For the full OpenAPI 3.1 schema, you can access the interactive documentation or the raw JSON file:

  • Interactive Docs: http://<host>:8000/docs

  • OpenAPI JSON: http://<host>:8000/openapi.json

Endpoints#

POST /v1/embeddings#

Generates embedding vectors for text or video inputs.
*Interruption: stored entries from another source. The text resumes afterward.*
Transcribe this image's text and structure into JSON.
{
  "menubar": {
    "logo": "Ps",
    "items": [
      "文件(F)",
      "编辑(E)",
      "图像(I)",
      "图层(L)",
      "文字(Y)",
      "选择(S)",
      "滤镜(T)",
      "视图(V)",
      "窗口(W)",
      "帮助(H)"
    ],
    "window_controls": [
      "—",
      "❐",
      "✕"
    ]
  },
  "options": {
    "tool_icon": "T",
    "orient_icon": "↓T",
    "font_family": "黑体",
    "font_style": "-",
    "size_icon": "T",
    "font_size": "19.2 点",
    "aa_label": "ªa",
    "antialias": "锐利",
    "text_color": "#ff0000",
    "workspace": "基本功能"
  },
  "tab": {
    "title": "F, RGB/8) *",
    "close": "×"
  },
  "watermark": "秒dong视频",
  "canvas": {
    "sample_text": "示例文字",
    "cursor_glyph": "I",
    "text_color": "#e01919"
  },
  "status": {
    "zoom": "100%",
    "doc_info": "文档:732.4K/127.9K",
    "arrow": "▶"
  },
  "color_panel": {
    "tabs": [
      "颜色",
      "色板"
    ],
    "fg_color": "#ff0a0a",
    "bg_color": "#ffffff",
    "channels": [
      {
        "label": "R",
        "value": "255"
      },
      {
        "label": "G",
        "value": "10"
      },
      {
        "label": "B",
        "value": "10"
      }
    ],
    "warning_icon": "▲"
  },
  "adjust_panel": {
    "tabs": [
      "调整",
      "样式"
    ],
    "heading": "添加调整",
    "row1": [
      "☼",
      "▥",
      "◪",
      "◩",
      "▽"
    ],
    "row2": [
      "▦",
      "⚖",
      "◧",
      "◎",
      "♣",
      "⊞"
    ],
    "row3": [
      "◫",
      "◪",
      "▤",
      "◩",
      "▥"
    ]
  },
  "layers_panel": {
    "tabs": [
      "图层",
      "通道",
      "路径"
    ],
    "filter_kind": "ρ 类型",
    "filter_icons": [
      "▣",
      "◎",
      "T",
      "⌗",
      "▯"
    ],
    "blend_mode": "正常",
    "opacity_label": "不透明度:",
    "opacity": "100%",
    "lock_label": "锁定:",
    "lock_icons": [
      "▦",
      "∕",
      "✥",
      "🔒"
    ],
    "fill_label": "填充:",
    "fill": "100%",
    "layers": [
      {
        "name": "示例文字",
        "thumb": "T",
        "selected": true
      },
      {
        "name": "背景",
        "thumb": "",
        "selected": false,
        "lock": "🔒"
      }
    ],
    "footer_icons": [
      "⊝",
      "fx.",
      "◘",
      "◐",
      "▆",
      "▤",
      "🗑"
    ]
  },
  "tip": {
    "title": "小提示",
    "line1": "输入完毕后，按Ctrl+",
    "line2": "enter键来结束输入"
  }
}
This is the primary inference endpoint.

Request Body

Parameter

Type

Required

Default

Description

input

string

array[string]

Yes

request_type

string

Yes

Specifies the processing mode, which can be query, bulk_text, or bulk_video.

model

string

Yes

The ID of the embedding model to use, which currently must be nvidia/cosmos-embed1.

encoding_format

string

No

float

The format for the returned embeddings, which can be

float or base64.

Input String Formats

The input field accepts the following formats:

Notes and constraints

  • bulk_video requests must contain only presigned video URLs.

  • Maximum inputs per request: 64 items for bulk_text and bulk_video modes

  • Recommended video duration: 15 seconds

  • Maximum recommended video duration: 1–2 minutes; no strict maximum is enforced by the NIM.

  • Supported codecs: H.264, HEVC, AV1, VP8, VP9, VC1, MPEG4, MPEG2, MPEG1; codec use is not enforced by the NIM.

  • Base64 format is accepted only in query mode.

Text Query Payload

{
"input": "A fluffy white cat basking in the sun.",
"model": "nvidia/cosmos-embed1",
"request_type": "query"
}

Bulk Text Payload

{
"input": [
  "This is the first sentence.",
  "Here is a second one for batch processing."
],
"model": "nvidia/cosmos-embed1",
"request_type": "bulk_text"
}

Bulk Video Payload

{
"input": [
  "data:video/webm;presigned_url,https://upload.wikimedia.org/wikipedia/commons/3/3d/Branko_Paukovic%2C_javelin_throw.webm",
  "data:video/webm;presigned_url,https://upload.wikimedia.org/wikipedia/commons/3/3d/Branko_Paukovic%2C_javelin_throw.webm"
],
"model": "nvidia/cosmos-embed1",
"request_type": "bulk_video"
}

Response Body

The response is a JSON object containing the generated embeddings and usage statistics.

Parameter

Type

Description

object

string

The type of object, always list

data

array[object]

An array of embedding objects

model

string

The model used for the request (e.g. nvidia/cosmos-embed1)

usage

object

An object containing token and video counts

Embedding Object

Parameter

Type

Description

object

string

The type of object, always embedding.

index

integer

The index of this embedding in the data array

embedding

array[float]

The embedding vector

Usage Object

Parameter

Type

Description

num_videos

integer

Number of videos processed in the request.

prompt_tokens

integer

Number of text tokens in the prompt.

total_tokens

integer

Total tokens processed.

Example Response

{
"object": "list",
"data": [
    {
    "object": "embedding",
    "index": 0,
"embedding": [
    0.0123456789,
    -0.0987654321
    ]
}
],
"model": "nvidia/cosmos-embed1",
"usage": {
    "num_videos": 0,
    "prompt_tokens": 10,
    "total_tokens": 10
}
}

GET /v1/health/ready#

Checks if the service is ready to accept inference requests.

Example Response

{
"object": "health.response",
"message": "NIM Service is ready"
}

GET /v1/health/live#

Checks if the service is running (live). It may not yet be ready for inference.

Example Response

{
"object": "health.response",
"message": "NIM Service is live"
}

GET /v1/metadata#

Provides metadata about the NIM container, including version and model information.

GET /v1/manifest#

Returns the NIM manifest file content.

GET /v1/license#

Returns the license information for the NIM.

GET /v1/metrics#

Returns Prometheus-compatible metrics for monitoring.